The morning of the crash, officers never asked for blood to be drawn from any of the passengers, according to DNR’s interview with Dr. Mark Mercier of Beaufort Memorial Hospital. The hospital ordered tests before officers got there.
One DNR investigator, Michael Brock, said they had planned to get a search warrant for blood samples once they figured out who the driver was.
They did not immediately determine who was driving, and investigators had to rely on the hospital’s blood sample rather than extracting their own.
That was a problem, according to Griffin, because the way hospitals draw blood is not the same as law enforcement’s procedures. Hospital staff swab a person’s arm with an alcohol disinfectant before drawing the blood, Griffin said — something police wouldn’t do.

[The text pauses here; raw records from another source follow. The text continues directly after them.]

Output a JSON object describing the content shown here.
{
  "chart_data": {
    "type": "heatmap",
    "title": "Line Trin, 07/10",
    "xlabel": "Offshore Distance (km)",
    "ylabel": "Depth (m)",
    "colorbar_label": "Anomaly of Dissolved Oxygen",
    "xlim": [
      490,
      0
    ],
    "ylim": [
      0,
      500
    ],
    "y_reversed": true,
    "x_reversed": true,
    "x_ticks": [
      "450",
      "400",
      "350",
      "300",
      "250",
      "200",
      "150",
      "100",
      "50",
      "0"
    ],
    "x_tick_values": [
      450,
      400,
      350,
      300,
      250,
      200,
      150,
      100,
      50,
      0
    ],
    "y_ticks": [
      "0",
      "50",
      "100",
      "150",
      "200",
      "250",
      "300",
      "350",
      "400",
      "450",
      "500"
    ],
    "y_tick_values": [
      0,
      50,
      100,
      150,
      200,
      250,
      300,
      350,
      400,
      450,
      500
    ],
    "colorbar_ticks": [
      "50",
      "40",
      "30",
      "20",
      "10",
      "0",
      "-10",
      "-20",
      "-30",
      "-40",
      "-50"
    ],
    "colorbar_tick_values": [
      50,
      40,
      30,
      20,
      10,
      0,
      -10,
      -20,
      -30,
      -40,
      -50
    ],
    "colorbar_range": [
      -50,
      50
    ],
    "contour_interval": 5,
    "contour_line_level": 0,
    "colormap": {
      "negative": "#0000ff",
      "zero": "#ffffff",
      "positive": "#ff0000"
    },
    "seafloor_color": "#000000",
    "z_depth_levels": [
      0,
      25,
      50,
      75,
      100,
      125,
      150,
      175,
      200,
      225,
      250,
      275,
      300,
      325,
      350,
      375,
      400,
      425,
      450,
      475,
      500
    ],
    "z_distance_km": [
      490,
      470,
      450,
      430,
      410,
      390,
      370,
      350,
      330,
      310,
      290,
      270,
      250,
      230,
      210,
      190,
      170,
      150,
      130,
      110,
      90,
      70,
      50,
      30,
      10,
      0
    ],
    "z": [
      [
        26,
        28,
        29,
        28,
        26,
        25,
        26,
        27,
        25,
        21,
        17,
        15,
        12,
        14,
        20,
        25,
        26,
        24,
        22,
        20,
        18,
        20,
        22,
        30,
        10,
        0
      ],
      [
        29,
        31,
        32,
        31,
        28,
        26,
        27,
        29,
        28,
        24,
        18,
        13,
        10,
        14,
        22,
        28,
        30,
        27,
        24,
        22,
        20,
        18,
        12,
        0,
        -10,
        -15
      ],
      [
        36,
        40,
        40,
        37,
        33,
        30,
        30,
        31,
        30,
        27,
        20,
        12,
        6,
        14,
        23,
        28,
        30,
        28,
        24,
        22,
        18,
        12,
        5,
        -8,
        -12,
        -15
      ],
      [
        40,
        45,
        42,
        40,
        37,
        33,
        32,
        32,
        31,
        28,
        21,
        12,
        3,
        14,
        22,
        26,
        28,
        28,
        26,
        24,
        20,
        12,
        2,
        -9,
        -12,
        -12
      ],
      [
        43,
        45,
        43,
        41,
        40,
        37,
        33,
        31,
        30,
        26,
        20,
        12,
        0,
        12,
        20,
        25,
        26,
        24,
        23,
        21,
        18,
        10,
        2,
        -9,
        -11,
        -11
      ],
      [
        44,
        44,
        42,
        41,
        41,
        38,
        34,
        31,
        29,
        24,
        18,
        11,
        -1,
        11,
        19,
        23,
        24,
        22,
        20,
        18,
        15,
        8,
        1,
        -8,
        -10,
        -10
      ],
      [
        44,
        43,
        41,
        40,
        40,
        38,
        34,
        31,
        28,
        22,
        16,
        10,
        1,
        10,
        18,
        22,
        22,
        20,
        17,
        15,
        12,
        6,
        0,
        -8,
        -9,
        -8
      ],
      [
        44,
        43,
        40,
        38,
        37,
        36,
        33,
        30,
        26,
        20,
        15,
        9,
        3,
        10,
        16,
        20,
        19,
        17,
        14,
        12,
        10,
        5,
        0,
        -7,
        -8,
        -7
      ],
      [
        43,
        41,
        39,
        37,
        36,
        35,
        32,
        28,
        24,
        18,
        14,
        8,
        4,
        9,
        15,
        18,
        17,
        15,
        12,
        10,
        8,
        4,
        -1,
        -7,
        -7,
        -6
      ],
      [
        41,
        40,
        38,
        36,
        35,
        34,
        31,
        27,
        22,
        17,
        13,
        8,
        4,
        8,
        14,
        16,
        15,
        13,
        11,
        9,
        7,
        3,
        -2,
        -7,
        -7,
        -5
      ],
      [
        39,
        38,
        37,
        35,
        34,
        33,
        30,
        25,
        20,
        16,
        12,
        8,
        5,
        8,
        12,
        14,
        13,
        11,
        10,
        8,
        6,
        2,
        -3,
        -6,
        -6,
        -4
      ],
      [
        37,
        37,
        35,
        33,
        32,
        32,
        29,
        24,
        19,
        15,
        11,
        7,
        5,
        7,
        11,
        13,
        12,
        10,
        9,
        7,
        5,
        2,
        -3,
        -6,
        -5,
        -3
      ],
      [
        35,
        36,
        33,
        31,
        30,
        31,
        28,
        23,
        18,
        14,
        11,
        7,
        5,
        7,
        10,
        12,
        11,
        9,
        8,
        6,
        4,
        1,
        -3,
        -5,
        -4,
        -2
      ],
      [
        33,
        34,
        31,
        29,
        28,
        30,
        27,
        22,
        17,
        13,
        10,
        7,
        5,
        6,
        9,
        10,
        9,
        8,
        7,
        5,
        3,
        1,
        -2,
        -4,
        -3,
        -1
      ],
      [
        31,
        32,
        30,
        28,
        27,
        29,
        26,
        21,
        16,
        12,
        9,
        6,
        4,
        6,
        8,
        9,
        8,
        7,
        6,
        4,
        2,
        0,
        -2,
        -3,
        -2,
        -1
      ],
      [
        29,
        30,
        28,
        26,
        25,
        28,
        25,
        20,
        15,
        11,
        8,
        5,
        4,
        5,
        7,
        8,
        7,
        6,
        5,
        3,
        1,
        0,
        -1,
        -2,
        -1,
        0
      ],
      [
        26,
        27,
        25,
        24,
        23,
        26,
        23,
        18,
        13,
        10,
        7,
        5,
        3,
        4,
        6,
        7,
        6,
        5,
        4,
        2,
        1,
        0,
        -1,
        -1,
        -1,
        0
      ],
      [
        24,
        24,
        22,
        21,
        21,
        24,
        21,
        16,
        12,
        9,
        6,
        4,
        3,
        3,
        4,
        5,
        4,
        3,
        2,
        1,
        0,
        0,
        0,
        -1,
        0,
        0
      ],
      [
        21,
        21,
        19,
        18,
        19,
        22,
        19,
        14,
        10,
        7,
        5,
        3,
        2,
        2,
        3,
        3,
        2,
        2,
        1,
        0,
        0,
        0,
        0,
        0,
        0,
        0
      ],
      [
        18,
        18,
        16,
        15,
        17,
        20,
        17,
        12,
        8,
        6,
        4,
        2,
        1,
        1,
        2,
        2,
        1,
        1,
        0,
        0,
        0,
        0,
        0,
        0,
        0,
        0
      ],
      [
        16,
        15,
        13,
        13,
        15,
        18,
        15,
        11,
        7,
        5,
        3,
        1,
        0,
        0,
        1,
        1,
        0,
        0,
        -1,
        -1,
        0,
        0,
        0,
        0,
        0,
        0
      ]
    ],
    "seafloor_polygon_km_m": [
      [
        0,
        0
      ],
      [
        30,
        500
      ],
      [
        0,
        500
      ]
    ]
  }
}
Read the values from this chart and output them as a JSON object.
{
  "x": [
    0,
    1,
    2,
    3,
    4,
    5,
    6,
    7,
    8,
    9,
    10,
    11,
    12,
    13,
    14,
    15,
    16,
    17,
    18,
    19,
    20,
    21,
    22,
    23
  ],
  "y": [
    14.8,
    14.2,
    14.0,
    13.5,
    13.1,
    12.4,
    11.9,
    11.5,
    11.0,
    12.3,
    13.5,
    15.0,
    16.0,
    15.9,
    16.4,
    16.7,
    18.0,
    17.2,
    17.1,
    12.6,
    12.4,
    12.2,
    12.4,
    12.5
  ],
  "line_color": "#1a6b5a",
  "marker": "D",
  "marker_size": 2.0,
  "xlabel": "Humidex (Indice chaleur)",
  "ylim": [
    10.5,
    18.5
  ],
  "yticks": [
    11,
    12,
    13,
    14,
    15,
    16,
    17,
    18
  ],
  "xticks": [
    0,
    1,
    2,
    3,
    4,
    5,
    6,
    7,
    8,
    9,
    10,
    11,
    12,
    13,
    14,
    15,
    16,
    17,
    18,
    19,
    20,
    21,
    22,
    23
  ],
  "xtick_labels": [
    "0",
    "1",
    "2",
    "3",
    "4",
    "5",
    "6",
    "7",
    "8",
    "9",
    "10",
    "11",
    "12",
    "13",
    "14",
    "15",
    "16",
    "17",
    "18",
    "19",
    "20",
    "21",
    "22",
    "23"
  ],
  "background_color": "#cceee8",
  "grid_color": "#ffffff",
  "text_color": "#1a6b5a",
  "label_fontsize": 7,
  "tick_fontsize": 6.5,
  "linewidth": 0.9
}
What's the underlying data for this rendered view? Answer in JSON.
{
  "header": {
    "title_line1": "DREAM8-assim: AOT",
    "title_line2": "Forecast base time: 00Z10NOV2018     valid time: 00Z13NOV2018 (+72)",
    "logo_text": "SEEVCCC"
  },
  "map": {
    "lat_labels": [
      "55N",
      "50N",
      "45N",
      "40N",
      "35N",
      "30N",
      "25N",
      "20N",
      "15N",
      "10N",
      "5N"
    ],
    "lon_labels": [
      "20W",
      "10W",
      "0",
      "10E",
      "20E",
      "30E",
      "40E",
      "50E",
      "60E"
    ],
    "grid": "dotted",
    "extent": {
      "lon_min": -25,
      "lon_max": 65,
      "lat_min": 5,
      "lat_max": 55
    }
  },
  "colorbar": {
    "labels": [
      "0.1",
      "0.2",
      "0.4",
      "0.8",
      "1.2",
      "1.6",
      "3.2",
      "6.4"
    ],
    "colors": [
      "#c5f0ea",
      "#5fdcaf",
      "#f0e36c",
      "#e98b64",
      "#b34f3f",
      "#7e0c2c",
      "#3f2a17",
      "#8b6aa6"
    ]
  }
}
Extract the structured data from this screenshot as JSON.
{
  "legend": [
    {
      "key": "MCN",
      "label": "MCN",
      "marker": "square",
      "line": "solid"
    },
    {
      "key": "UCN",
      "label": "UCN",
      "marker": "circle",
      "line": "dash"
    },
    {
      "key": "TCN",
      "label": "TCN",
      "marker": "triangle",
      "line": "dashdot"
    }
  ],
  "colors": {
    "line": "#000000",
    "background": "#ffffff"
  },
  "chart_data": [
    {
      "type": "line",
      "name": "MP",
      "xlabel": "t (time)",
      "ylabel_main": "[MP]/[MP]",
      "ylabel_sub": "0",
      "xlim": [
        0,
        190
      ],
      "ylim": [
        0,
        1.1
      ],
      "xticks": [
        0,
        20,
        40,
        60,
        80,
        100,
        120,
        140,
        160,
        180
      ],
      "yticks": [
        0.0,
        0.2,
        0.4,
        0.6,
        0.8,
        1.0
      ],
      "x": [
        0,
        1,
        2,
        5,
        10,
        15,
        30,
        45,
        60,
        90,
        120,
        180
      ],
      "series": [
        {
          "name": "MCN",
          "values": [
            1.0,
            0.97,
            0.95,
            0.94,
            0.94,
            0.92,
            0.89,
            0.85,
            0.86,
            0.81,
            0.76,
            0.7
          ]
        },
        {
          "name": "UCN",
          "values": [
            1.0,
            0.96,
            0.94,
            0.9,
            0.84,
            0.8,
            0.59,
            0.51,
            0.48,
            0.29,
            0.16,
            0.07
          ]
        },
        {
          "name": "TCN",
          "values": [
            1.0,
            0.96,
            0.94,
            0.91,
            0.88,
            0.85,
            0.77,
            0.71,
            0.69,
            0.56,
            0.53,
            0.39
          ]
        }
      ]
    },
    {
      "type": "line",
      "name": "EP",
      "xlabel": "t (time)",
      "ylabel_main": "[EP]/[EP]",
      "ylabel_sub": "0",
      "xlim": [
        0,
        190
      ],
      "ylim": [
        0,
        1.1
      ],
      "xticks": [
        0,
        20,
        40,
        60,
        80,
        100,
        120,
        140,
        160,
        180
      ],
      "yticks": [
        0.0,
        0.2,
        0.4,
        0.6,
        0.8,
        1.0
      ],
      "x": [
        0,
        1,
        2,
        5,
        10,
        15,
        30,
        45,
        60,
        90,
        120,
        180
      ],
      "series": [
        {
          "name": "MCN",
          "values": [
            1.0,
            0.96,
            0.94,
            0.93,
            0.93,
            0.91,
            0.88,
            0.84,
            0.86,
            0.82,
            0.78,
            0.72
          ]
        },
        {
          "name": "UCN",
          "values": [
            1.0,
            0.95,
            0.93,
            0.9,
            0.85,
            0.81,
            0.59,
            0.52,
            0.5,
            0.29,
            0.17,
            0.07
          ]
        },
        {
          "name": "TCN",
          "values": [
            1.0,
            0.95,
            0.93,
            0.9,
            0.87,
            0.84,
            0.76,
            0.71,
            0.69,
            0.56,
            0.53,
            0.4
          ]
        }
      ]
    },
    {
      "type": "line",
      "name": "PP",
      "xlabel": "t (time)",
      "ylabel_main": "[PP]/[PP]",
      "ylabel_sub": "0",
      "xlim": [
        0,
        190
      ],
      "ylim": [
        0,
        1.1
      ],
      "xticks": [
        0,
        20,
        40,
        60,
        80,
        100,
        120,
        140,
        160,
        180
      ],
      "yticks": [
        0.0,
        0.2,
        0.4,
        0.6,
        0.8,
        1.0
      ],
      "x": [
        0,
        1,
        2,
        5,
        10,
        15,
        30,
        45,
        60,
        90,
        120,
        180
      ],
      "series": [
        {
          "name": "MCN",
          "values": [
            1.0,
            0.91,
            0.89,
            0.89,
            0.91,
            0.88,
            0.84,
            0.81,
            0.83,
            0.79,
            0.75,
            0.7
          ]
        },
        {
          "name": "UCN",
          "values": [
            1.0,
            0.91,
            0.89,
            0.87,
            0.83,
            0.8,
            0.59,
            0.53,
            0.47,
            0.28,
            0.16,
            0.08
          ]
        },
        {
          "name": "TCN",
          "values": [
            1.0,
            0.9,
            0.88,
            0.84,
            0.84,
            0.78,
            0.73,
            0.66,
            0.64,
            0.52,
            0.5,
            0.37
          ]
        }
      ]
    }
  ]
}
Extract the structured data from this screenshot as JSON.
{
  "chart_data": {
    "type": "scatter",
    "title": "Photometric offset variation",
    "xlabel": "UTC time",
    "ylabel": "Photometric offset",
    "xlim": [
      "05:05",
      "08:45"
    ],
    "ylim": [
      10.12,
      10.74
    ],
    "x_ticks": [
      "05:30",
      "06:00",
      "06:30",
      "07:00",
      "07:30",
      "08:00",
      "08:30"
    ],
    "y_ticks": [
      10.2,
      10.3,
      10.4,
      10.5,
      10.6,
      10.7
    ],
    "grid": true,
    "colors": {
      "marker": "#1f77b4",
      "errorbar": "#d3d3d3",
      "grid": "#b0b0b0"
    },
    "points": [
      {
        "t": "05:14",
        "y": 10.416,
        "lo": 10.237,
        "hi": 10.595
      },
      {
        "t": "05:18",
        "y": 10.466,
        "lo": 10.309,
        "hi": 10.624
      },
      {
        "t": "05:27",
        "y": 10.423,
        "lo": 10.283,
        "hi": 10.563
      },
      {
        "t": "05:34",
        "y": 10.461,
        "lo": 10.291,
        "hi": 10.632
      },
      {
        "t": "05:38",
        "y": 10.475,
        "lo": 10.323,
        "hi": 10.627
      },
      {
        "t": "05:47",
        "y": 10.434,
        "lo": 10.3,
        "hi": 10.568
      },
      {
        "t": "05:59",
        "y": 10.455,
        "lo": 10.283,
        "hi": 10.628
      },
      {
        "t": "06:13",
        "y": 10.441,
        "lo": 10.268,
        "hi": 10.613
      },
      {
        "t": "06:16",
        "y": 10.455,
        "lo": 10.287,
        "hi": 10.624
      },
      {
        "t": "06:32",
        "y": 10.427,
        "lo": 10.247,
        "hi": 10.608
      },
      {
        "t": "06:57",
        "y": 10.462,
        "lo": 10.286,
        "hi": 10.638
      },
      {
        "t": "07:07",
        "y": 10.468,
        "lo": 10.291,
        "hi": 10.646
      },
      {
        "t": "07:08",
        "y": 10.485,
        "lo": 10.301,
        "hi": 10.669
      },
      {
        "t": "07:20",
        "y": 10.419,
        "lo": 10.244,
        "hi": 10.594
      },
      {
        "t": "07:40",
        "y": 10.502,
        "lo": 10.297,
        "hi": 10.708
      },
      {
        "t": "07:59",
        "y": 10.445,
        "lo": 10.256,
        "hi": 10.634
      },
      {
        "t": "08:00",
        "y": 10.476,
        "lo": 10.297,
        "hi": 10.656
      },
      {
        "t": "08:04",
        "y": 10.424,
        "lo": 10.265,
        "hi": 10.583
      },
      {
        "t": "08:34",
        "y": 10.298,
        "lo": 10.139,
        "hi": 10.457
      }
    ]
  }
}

As a result, Griffin said the alcohol swab artificially inflates the BAC. He also said the hospital blood draw takes a concentrated sample, which would further skew the BAC result.
There were other issues, too. Griffin said they would have shown there was no consensus among occupants that Murdaugh was driving.
DNR files show passengers of the boat gave conflicting statements to investigators about who was driving when they crashed. At the time, investigators were unsure whether it was Murdaugh or Connor Cook.
Some passengers, who later said Murdaugh was driving, initially said they didn’t see who was behind the wheel. Or they said Cook was last seen driving.
Murdaugh’s father, Alex, a prominent personal injury attorney in Hampton County and a volunteer prosecutor, notably tried to stop passengers from talking to police in the hospital.
One passenger, Anthony Cook, said in a March 2019 interview with investigators that he was worried about the Murdaugh family shifting blame from Paul Murdaugh to his cousin, Connor Cook.
“The Murdaughs are out to pin it on him,” he said.
For the trial, Griffin said two experts had been retained to reconstruct the crash. They would have testified about the speed and direction of the boat, based on GPS data.
“The path of travel is pretty consistent,” he said. “Paul, at his level of intoxication, could he operate in that controlled a manner or not? I don’t know. ... That would be a question for the jury.”
Family scrutiny
The public and media scrutiny of Paul Murdaugh would have been reason to ask that his case be “heard by a jury outside of Beaufort County,” Griffin said.
So much attention has been paid to Murdaugh because of public perception that he was benefiting from a criminal justice system in which his family has a lot of influence.
The murders of Paul and Maggie Murdaugh on June 7 in rural Colleton County have brought even more attention to the family, along with rampant speculation in the absence of an arrest.
Griffin said he stays in touch with Paul’s father, Alex.
“It’s hard to say how he’s doing,” he said. “He is grieving mightily, I can tell you that much.”